L’enjeu est que Trump hérite d'une économie vigoureuse mais marquée par un déficit historiquement élevé dans un contexte de plein emploi, à hauteur de 6,4% du PIB en 2024. Son administration vise un retour du déficit public à 3%, en misant essentiellement sur une croissance encore plus forte : déréglementation pour libérer la concurrence et l'investissement dans plusieurs secteurs (énergies fossiles, secteur financier), et nouvelles taxes douanières pour inciter à produire sur le sol américain. Enfin, pour assainir les comptes publics, une nouvelle entité, le Department of Government Efficiency (DOGE), sera créée.
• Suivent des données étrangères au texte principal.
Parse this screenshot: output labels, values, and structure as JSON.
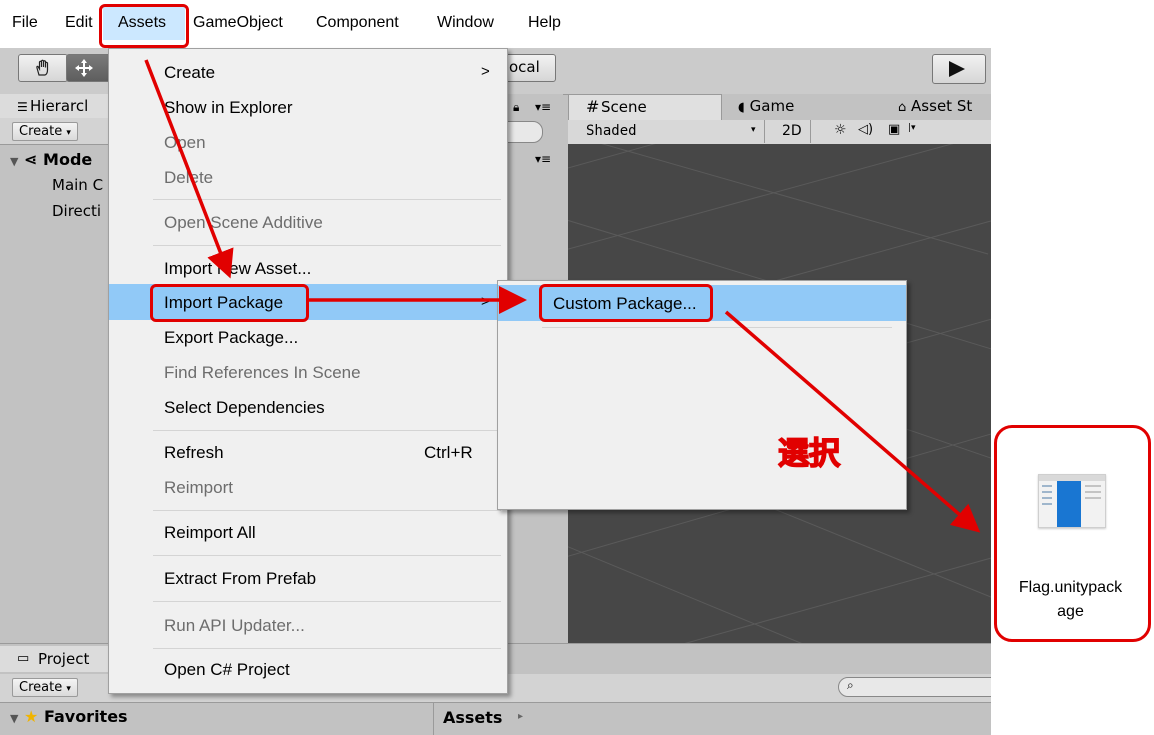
{
  "menubar": {
    "items": [
      "File",
      "Edit",
      "Assets",
      "GameObject",
      "Component",
      "Window",
      "Help"
    ]
  },
  "toolbar": {
    "pivot_label": "ocal"
  },
  "hierarchy": {
    "tab_label": "Hierarcl",
    "create_label": "Create",
    "scene_name": "Mode",
    "items": [
      "Main C",
      "Directi"
    ]
  },
  "scene_view": {
    "tabs": [
      "Scene",
      "Game",
      "Asset St"
    ],
    "shading": "Shaded",
    "mode_2d": "2D"
  },
  "project": {
    "tab_label": "Project",
    "create_label": "Create",
    "favorites_label": "Favorites",
    "assets_label": "Assets"
  },
  "assets_menu": {
    "items": [
      {
        "label": "Create",
        "disabled": false
      },
      {
        "label": "Show in Explorer",
        "disabled": false
      },
      {
        "label": "Open",
        "disabled": true
      },
      {
        "label": "Delete",
        "disabled": true
      },
      {
        "label": "Open Scene Additive",
        "disabled": true
      },
      {
        "label": "Import New Asset...",
        "disabled": false
      },
      {
        "label": "Import Package",
        "disabled": false
      },
      {
        "label": "Export Package...",
        "disabled": false
      },
      {
        "label": "Find References In Scene",
        "disabled": true
      },
      {
        "label": "Select Dependencies",
        "disabled": false
      },
      {
        "label": "Refresh",
        "disabled": false
      },
      {
        "label": "Reimport",
        "disabled": true
      },
      {
        "label": "Reimport All",
        "disabled": false
      },
      {
        "label": "Extract From Prefab",
        "disabled": false
      },
      {
        "label": "Run API Updater...",
        "disabled": true
      },
      {
        "label": "Open C# Project",
        "disabled": false
      }
    ],
    "refresh_shortcut": "Ctrl+R",
    "submenu_arrow": ">"
  },
  "submenu": {
    "custom_package": "Custom Package..."
  },
  "annotation": {
    "select_label": "選択"
  },
  "file_icon": {
    "filename_line1": "Flag.unitypack",
    "filename_line2": "age"
  },
  "colors": {
    "highlight": "#91c9f7",
    "annotation_red": "#e10000",
    "scene_bg": "#474747"
  }
}
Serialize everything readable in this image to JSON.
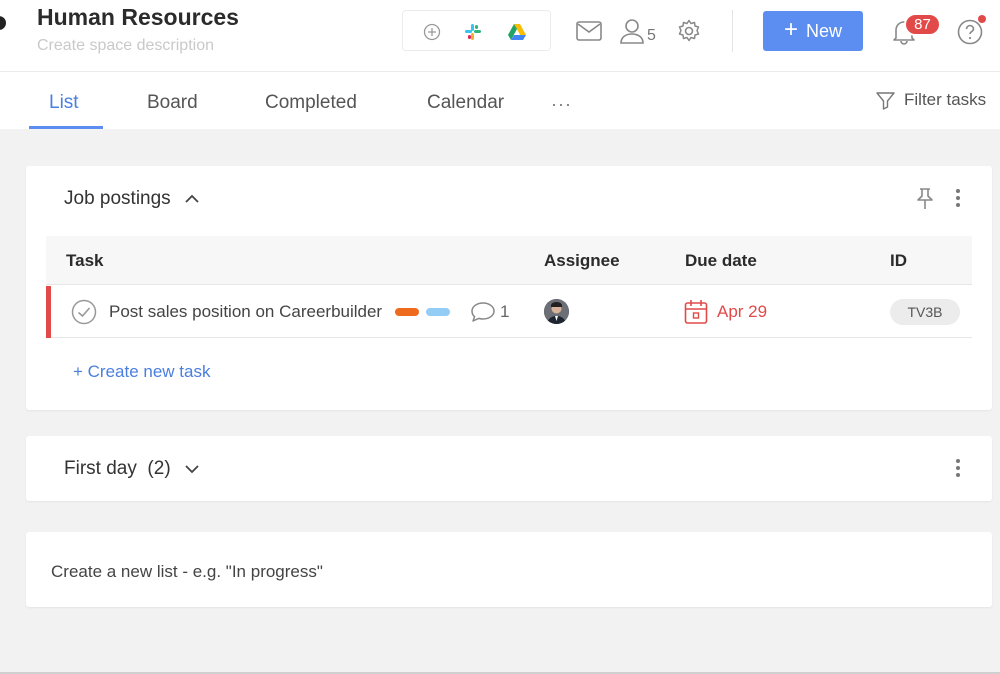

Dirigée par des entrepreneurs milliardaires proches de Trump, tels qu'Elon Musk et Vivek Ramaswamy, cette instance ambitionne d'économiser jusqu'à 2 000 milliards de dollars, soit l'équivalent du déficit public actuel… ou 2,5 fois le budget de la défense.
Le risque de tensions commerciales accrues
L'approche « America First » pourrait exacerber les tensions commerciales avec les principaux partenaires des États-Unis (Chine, Mexique, Canada, Union Européenne), via de nouvelles barrières douanières et la renégociation des accords commerciaux, perturbant potentiellement la croissance économique.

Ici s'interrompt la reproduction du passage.